Just move large courses online and achieve an economy of scale?

I just read an article from TechCrunch indicating that California is experimenting with $150 online survey courses. Aside from the issue of quality which I assume will be carefully evaluated, I think assumptions regarding the economics of such a move are misguided.

Let me explain that I work in a University Psychology department and chaired this department for many years. I am very familiar with the large survey course environment and am still teaching in such a setting. I also worked with budgets and reviewed tuition dollars generated by different departments for many years.

First, the notion that our courses are “only lecture” is inaccurate. I do lecture to 200 students. However, these students also have a weekly small group session (25) allowing discussion and requiring writing tasks.
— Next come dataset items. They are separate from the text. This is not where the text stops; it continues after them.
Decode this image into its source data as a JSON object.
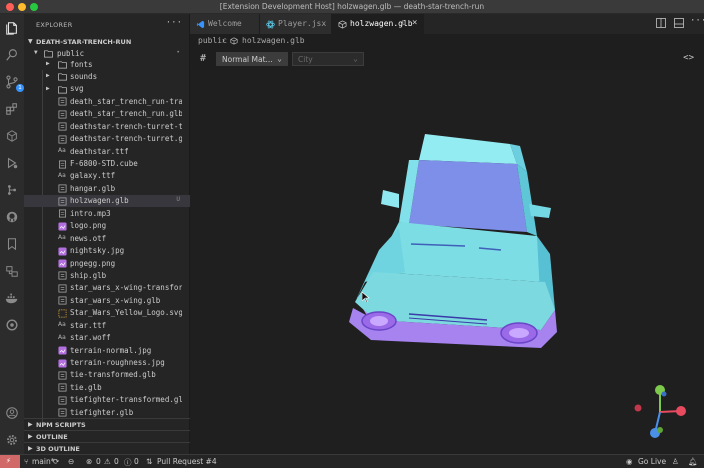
{
  "window": {
    "title": "[Extension Development Host] holzwagen.glb — death-star-trench-run"
  },
  "activity_bar": {
    "items": [
      {
        "name": "explorer-icon"
      },
      {
        "name": "search-icon"
      },
      {
        "name": "source-control-icon",
        "badge": "1"
      },
      {
        "name": "extensions-icon"
      },
      {
        "name": "cube-icon"
      },
      {
        "name": "run-debug-icon"
      },
      {
        "name": "git-graph-icon"
      },
      {
        "name": "github-icon"
      },
      {
        "name": "bookmark-icon"
      },
      {
        "name": "remote-explorer-icon"
      },
      {
        "name": "docker-icon"
      },
      {
        "name": "openai-icon"
      }
    ],
    "bottom": [
      {
        "name": "account-icon"
      },
      {
        "name": "settings-gear-icon"
      }
    ]
  },
  "sidebar": {
    "header": "EXPLORER",
    "more": "···",
    "root": "DEATH-STAR-TRENCH-RUN",
    "folder": "public",
    "items": [
      {
        "label": "fonts",
        "type": "folder"
      },
      {
        "label": "sounds",
        "type": "folder"
      },
      {
        "label": "svg",
        "type": "folder"
      },
      {
        "label": "death_star_trench_run-transformed...",
        "type": "glb"
      },
      {
        "label": "death_star_trench_run.glb",
        "type": "glb"
      },
      {
        "label": "deathstar-trench-turret-transfor...",
        "type": "glb"
      },
      {
        "label": "deathstar-trench-turret.glb",
        "type": "glb"
      },
      {
        "label": "deathstar.ttf",
        "type": "font"
      },
      {
        "label": "F-6800-STD.cube",
        "type": "file"
      },
      {
        "label": "galaxy.ttf",
        "type": "font"
      },
      {
        "label": "hangar.glb",
        "type": "glb"
      },
      {
        "label": "holzwagen.glb",
        "type": "glb",
        "selected": true,
        "mod": "U"
      },
      {
        "label": "intro.mp3",
        "type": "file"
      },
      {
        "label": "logo.png",
        "type": "image"
      },
      {
        "label": "news.otf",
        "type": "font"
      },
      {
        "label": "nightsky.jpg",
        "type": "image"
      },
      {
        "label": "pngegg.png",
        "type": "image"
      },
      {
        "label": "ship.glb",
        "type": "glb"
      },
      {
        "label": "star_wars_x-wing-transformed.glb",
        "type": "glb"
      },
      {
        "label": "star_wars_x-wing.glb",
        "type": "glb"
      },
      {
        "label": "Star_Wars_Yellow_Logo.svg",
        "type": "svg"
      },
      {
        "label": "star.ttf",
        "type": "font"
      },
      {
        "label": "star.woff",
        "type": "font"
      },
      {
        "label": "terrain-normal.jpg",
        "type": "image"
      },
      {
        "label": "terrain-roughness.jpg",
        "type": "image"
      },
      {
        "label": "tie-transformed.glb",
        "type": "glb"
      },
      {
        "label": "tie.glb",
        "type": "glb"
      },
      {
        "label": "tiefighter-transformed.glb",
        "type": "glb"
      },
      {
        "label": "tiefighter.glb",
        "type": "glb"
      }
    ],
    "sections": [
      "NPM SCRIPTS",
      "OUTLINE",
      "3D OUTLINE"
    ]
  },
  "tabs": [
    {
      "label": "Welcome",
      "icon": "vscode-icon"
    },
    {
      "label": "Player.jsx",
      "icon": "react-icon"
    },
    {
      "label": "holzwagen.glb",
      "icon": "cube-icon",
      "active": true,
      "mod": "U",
      "close": "×"
    }
  ],
  "breadcrumb": {
    "parts": [
      "public",
      "holzwagen.glb"
    ],
    "separator": "›"
  },
  "toolbar": {
    "hash": "#",
    "material_select": "Normal Mat...",
    "environment_select": "City",
    "code_toggle": "<>"
  },
  "statusbar": {
    "branch": "main*",
    "errors": "0",
    "warnings": "0",
    "info": "0",
    "pull_request": "Pull Request #4",
    "go_live": "Go Live",
    "colors": {
      "remote": "#d16969"
    }
  },
  "colors": {
    "car_top": "#8fe7f0",
    "car_body": "#6fd9e6",
    "car_front": "#7ad6dd",
    "car_windshield": "#7d8fe8",
    "car_bumper": "#a77ff0",
    "gizmo_x": "#e84a5f",
    "gizmo_y": "#7cc94b",
    "gizmo_z": "#4a8fe8"
  }
}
Second, I would suggest that we teach some large courses so that our department and other departments can teach small courses. Aside from our own graduate programs in Psychology, the tuition revenues generated in Psychology make it financially possible for others to teach courses of the size say students might experience in Education, Art or English. I am picking departments at random here just to point out that the revenue generated from a 25 student class does not pay the salary of the instructor or the cost of the infrastructure and money is moved from elsewhere to cover the difference. Our department also happens to train the clinical psychologists for North Dakota which happens to be a good example of the folly of trying to evaluate efficiency on a course by course basis..  There is no way this program could be operated in what many might consider a cost-effective manner. Accreditation requirements allow us to enroll one clinical graduate student per clinical faculty member per year. So, a state either wants to prepare mental health professionals more likely to stay local or to compete to hire such professionals trained elsewhere.

There are certain economic realities that must be considered before concluding large survey courses generate too much tuition income. University budgets originate from multiple sources – tuition, grants, state allocations, and gifts. State institutions receive a smaller and smaller proportion of their budgets from their states. There is also political pressure against constantly raising tuition. Advanced students of the type we hope to attract into our clinical graduate programs and eventually to a North Dakota practice come at a price – you may have assumed they pay us. Our campus-based graduate programs all operate in this fashion.

Taking money out of the university by reducing the amount generated from large courses will have to be made up in some other ways. This might involve a reduction in staff which would also involve a reduction in the variety of other courses we offer and the diversity of expertise available to advanced students. This would seem the most serious problem in universities of moderate size. Very large institutions simply have more redundancy.

Anyway, I offer these comments just to raise awareness. It is naive to look at one category of courses and assume you have identified a way to contain costs. We could certainly go a model in which the actual cost were charged on a course by course basis. Consider what that might look like.